The Bend

by Shane Jones

(From “Red Giant,” a novel-in-progress)

After work and into late evening, Megan walks. She wears thick, navy colored sweatpants with the white letters T.O.U.G.H. stretched and cracked running the left thigh. Gray sneakers laced tight. Like the sweatpants, her son bought the shirt she wears – a lumpy orange colored thing possessing a centered sun with googly eyes, a giant smiling mouth, and two stick-legs pushed into white shoes. This is Megan’s exercise outfit regardless of the weather. When she’s done, covered in a heavy under-layer sweat, she undresses, neatly folds the sweatpants and shirt, and places them in a stack with the sneakers on top in the closet for the next day. Clothing is washed on Sunday mornings. Laundry day.

Megan lives three miles outside downtown Ellsworth in the suburbs, which is a term she enjoys. She pronounces the word Sub-urb. Her house is located on Babbling Brook Lane. The home is small and white with a healthy front lawn and a mailbox corkscrewed in flowers a woman once took a photograph of.
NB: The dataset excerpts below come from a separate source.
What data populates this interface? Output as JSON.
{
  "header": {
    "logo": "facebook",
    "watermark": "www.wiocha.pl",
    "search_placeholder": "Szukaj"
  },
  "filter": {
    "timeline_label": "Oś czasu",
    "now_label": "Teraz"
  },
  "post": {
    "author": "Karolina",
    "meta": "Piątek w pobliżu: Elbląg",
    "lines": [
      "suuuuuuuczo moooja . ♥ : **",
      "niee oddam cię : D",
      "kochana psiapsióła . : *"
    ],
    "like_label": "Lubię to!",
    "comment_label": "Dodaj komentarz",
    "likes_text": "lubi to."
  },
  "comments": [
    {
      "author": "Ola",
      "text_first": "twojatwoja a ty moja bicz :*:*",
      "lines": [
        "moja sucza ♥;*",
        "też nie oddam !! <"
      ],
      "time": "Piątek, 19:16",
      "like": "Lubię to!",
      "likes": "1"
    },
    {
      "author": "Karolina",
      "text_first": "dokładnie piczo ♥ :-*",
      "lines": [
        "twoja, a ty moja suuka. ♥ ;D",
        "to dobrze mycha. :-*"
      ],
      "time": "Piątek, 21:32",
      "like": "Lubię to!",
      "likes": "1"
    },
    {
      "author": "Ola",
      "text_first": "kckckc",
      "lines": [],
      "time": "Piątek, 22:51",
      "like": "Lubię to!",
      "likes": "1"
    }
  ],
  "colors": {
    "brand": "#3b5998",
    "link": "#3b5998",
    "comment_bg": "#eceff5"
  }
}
Megan power-walks with arms pumping. Her legs move slow, she raises the knees high and brings the feet down hard. Her odd outside walk is a result of walking in place, from the video she played each morning during the winter months. When cars pass, two out of three drivers subconsciously slow down, their foot easing off the gas. They stare at her exaggerated exhales, her knees to bright orange covered breasts, the arms upper-cutting a barrage of opponents. Megan is short, squat, heavyset, the motions so serious drivers can’t help but laugh and save the night for guilt. She’s a sight demanding attention and she is totally unaware.

Megan walks an area called The Bend – a U shaped road extending over a cliff, going further into the farm than all other city points. When the road starts to curve and she can turn to her left and behold the little brown shacks of the farm, Megan knows she has completed half her walk.
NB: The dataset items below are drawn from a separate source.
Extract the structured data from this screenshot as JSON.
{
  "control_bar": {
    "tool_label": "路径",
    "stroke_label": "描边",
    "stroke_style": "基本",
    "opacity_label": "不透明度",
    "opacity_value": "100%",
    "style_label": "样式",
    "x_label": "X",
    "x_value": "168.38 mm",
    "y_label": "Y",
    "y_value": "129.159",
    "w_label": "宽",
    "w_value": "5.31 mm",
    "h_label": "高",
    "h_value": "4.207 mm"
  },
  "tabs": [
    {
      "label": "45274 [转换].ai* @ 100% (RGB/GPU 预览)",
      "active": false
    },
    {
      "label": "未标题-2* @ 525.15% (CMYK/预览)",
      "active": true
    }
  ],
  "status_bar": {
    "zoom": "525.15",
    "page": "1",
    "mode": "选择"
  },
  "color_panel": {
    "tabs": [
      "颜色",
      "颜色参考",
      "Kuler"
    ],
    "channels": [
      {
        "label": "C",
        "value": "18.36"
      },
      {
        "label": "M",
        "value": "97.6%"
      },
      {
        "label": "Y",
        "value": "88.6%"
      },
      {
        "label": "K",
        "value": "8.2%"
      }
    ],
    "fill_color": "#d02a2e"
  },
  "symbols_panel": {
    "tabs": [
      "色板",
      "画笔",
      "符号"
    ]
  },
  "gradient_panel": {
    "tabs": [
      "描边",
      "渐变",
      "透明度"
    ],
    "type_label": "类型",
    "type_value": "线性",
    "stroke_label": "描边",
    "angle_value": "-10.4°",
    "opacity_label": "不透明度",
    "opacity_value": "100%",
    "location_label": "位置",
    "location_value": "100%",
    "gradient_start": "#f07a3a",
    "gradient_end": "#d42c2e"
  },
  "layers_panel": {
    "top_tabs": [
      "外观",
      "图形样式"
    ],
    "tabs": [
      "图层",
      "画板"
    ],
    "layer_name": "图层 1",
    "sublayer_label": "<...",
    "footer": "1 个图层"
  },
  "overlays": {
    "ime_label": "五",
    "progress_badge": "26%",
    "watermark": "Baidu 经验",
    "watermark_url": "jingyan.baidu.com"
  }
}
A turquoise blob oozes upward from the horizon before splintering into thin creases that arch like tentacles above. This type of sky happens several times a year. Megan’s favorite. She admires the colors and wipes the sweat from her forehead with a forearm. The air is thick with heat that is unwilling to break even in late evening.

Tall grasses lean away from a guardrail, wanting to hide from the sun.
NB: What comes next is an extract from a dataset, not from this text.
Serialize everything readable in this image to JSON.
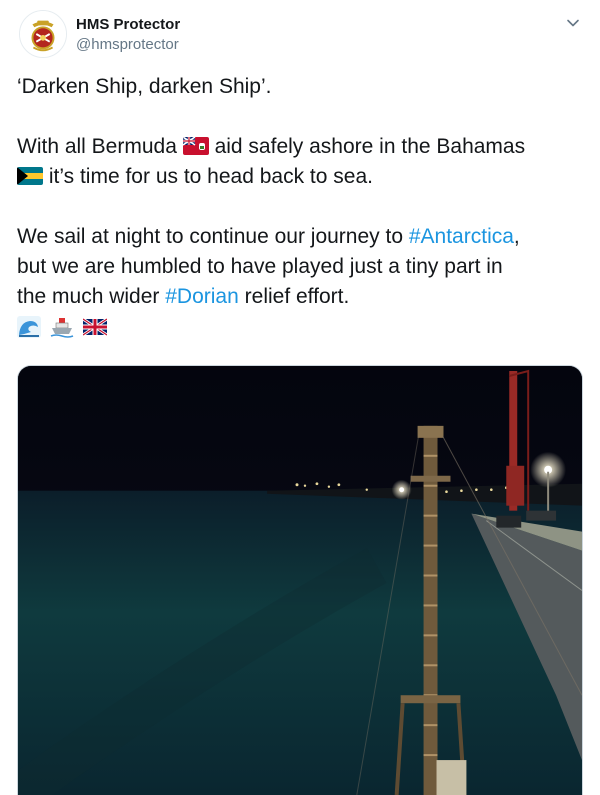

Megan walks in place at the peak of The Bend. She looks at the farm, at the black swirl of crystal mine, a few green trucks sixty years old rumbling through the dusty streets.

Homes, the trucks, children playing tag in a patch of dirt, wheelbarrows on their side in front yards, metal fences, stone curbs, and the mine itself, all glazed over with the color from the sky, a weird metallic blue.

She sees a child covered in black-dust wearing red shorts running like a dog.

Megan forgot her water bottle at home even though she made sure to wear the nylon belt with the holster. Her throat has been gathering gunk ever since she turned off her street. Whatever is climbing up her throat needs to go someplace, so Megan spits over the guardrail and in the direction of the dog-child. Nearby, a grown man playing with a radio controlled car raises an eyebrow, smirks.

She walks in place, heart-rate peaked, thread of spit on her chin she doesn’t notice through the sweat, knees pumping high.

The dog-child stands and barks.

The distance down the cliff is substantial, but Megan thinks maybe, possibly, the dog-child thought she spit at her. She waves at the dog-child and mouths the words sorry about that. The dog-child howls on two feet. Megan breaks from her stationary marching-band motion, waves again, and finishes the rest of her walk in a near jog, the sides of her stomach spiked with pain, her hair a brown mop of dried frizz.

When Megan is inside her home she undresses.

In the shower she catches her breath.

In bed she can’t sleep but is safe.

Megan lies under the covers on her back, arms flat against her sides. She’ll have nightmares of the dog-child as a miniature dog-child running the length of her body. The miniature dog-child will mouth-dig chunks from her flesh and spit the gnarled squares into the sky, her favorite colored sky, above her thighs. Waiting inside the nightmare is a second nightmare about work. It’s the nightmare with Megan sitting at her computer in the office and the entire ceiling is a bed of white light. She’s alone in the office. The computer screen is black, and in the center, at a far distance, is a seven-year-old Megan, the body glowing red, waving at her.

 


Shane Jones lives in upstate New York. His first novel, Light Boxes, was originally published by Publishing Genius Press and reprinted by Penguin in 2010. Light Boxes has been translated in seven languages and was named an NPR best book of the year. In 2012 Penguin will release a new novel, Daniel Fights A Hurricane. Shane is also the author of the novella The Failure Six.